# finish for honey locust table



## okwoodshop (Sep 15, 2009)

I would like to ask for advice on finishing a Table I made of Honey locust and walnut. I would like to keep the natural color as much as possible and polyurethane tends to give everything an amber tint. I still want good protection for the top though. HELP!


----------



## childress (Sep 14, 2008)

try some different finished on some test pieces. That will give you the best idea of what you're looking for.

In general though, waterborne finished have the clearest appearance. While oil bases give that yellow/amber look.


----------



## okwoodshop (Sep 15, 2009)

good idea' I noticed on your japanese coffee table you used a mixture of tung oil ,poly, and mineral spirits. Did you use water based poly? will it work with tung oil? How did this finish hold up? sorry about picking your brain.


----------



## sbryan55 (Dec 8, 2007)

To answer your question water base poly will not mix with tung oil, mineral spirits or oil base poly. It will provide excellent surface protection for the wood but will not appear as "warm" as an oil base topcoat. It does not get an amber/yellow tint with age like oil base poly (which is the reason that oil base products acquire an aged look to them and are much "warmer" in appearance).


----------



## fussy (Jan 18, 2010)

I vote with water-based poly/ A test by FWW came up with 2 winners; General Finishesa High Performance from Rockler, and Resistane Plus from Hoodfinishing.com.

Steve


----------



## childress (Sep 14, 2008)

No okwoodshop, I did not use water based. As Scott said, they don't mix. The finish is great and is holding up just fine. I guess the real test will be to see what it's like in 10 or 15 years


----------



## Lochlainn1066 (Oct 18, 2010)

Show some pics! I have lots of honey locust around here (too much!) and I love the way it looks.

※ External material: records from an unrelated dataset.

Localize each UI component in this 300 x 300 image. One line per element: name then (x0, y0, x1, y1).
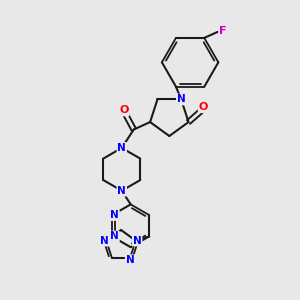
Text: N: N (177, 94, 186, 104)
Text: N: N (110, 232, 119, 242)
Text: O: O (119, 106, 129, 116)
Text: N: N (133, 236, 142, 246)
Text: N: N (117, 143, 126, 153)
Text: N: N (117, 186, 126, 196)
Text: N: N (100, 236, 109, 246)
Text: F: F (219, 26, 227, 36)
Text: O: O (199, 102, 208, 112)
Text: N: N (110, 210, 119, 220)
Text: N: N (126, 255, 134, 265)
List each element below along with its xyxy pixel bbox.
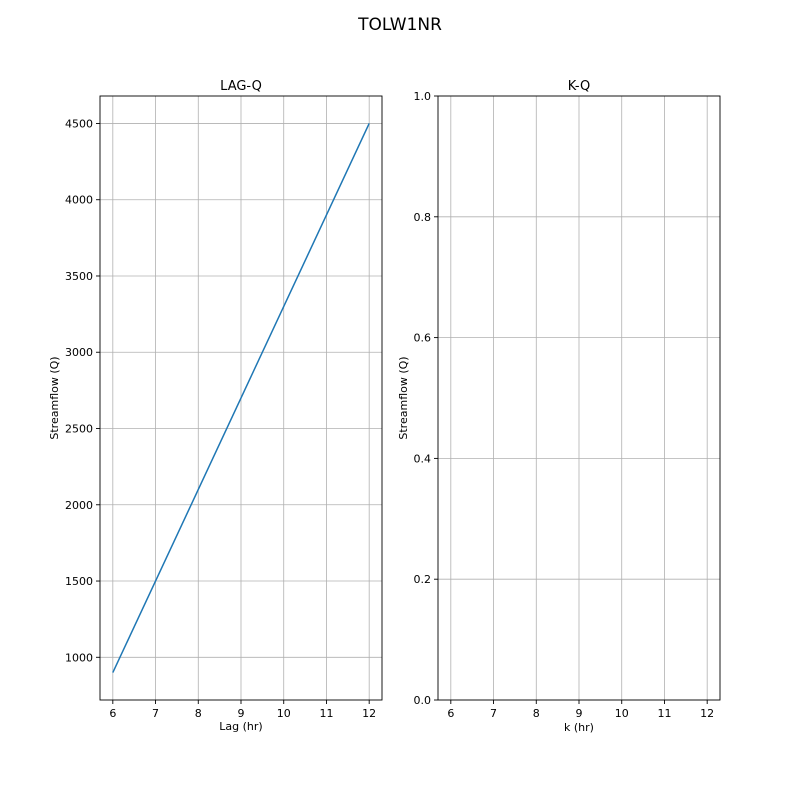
lag-q-ytick-label-3: 2500	[65, 423, 93, 436]
k-q-ytick-label-5: 1.0	[414, 90, 432, 103]
lag-q-axes-frame	[99, 95, 383, 701]
k-q-plot: K-Q k (hr) Streamflow (Q) 6 7 8 9 10 11 12 0.0 0…	[397, 79, 721, 734]
lag-q-xtick-label-2: 8	[195, 707, 202, 720]
lag-q-ytick-label-7: 4500	[65, 117, 93, 130]
lag-q-ytick-label-4: 3000	[65, 346, 93, 359]
lag-q-plot: LAG-Q Lag (hr) Streamflow (Q) 6 7 8 9 10 11 12…	[48, 79, 383, 733]
lag-q-xtick-label-0: 6	[109, 707, 116, 720]
k-q-axes-frame	[437, 95, 721, 701]
lag-q-title: LAG-Q	[220, 79, 262, 94]
k-q-ytick-label-0: 0.0	[414, 694, 432, 707]
lag-q-ytick-label-6: 4000	[65, 194, 93, 207]
lag-q-ylabel: Streamflow (Q)	[48, 356, 61, 439]
k-q-xtick-label-2: 8	[533, 707, 540, 720]
lag-q-ytick-label-0: 1000	[65, 651, 93, 664]
lag-q-xlabel: Lag (hr)	[219, 720, 262, 733]
k-q-xlabel: k (hr)	[564, 721, 594, 734]
lag-q-xtick-label-1: 7	[152, 707, 159, 720]
k-q-ytick-label-2: 0.4	[414, 452, 432, 465]
lag-q-ytick-label-5: 3500	[65, 270, 93, 283]
k-q-ytick-label-3: 0.6	[414, 332, 432, 345]
k-q-xtick-label-3: 9	[576, 707, 583, 720]
k-q-ytick-label-1: 0.2	[414, 573, 432, 586]
lag-q-xtick-label-4: 10	[277, 707, 291, 720]
lag-q-xtick-label-3: 9	[238, 707, 245, 720]
figure-title: TOLW1NR	[357, 15, 442, 35]
lag-q-xtick-label-5: 11	[319, 707, 333, 720]
lag-q-xtick-label-6: 12	[362, 707, 376, 720]
k-q-xtick-label-5: 11	[657, 707, 671, 720]
lag-q-ytick-label-1: 1500	[65, 575, 93, 588]
k-q-xtick-label-4: 10	[615, 707, 629, 720]
k-q-title: K-Q	[568, 79, 591, 94]
k-q-grid	[438, 95, 720, 701]
k-q-xtick-label-1: 7	[490, 707, 497, 720]
lag-q-ytick-label-2: 2000	[65, 499, 93, 512]
lag-q-series-line-0	[112, 123, 370, 673]
lag-q-grid	[100, 96, 382, 700]
k-q-xtick-label-0: 6	[447, 707, 454, 720]
k-q-ytick-label-4: 0.8	[414, 211, 432, 224]
k-q-xtick-label-6: 12	[700, 707, 714, 720]
k-q-ylabel: Streamflow (Q)	[397, 356, 410, 439]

I've used shellac and amber varnish both on bowls of HL and I like the way it deepens the red. Just keep it off of the yellow sapwood, it makes it really plastic looking.

If you don't want the amber, any clear poly, oil or water, will work. Definitely try some test pieces first!


----------



## okwoodshop (Sep 15, 2009)

I am goimg to have to wait till the weather warms up a bit before I can finish this so I will be testing some small pieces to see what I like.


----------



## Lochlainn1066 (Oct 18, 2010)

Wow, that is great!


----------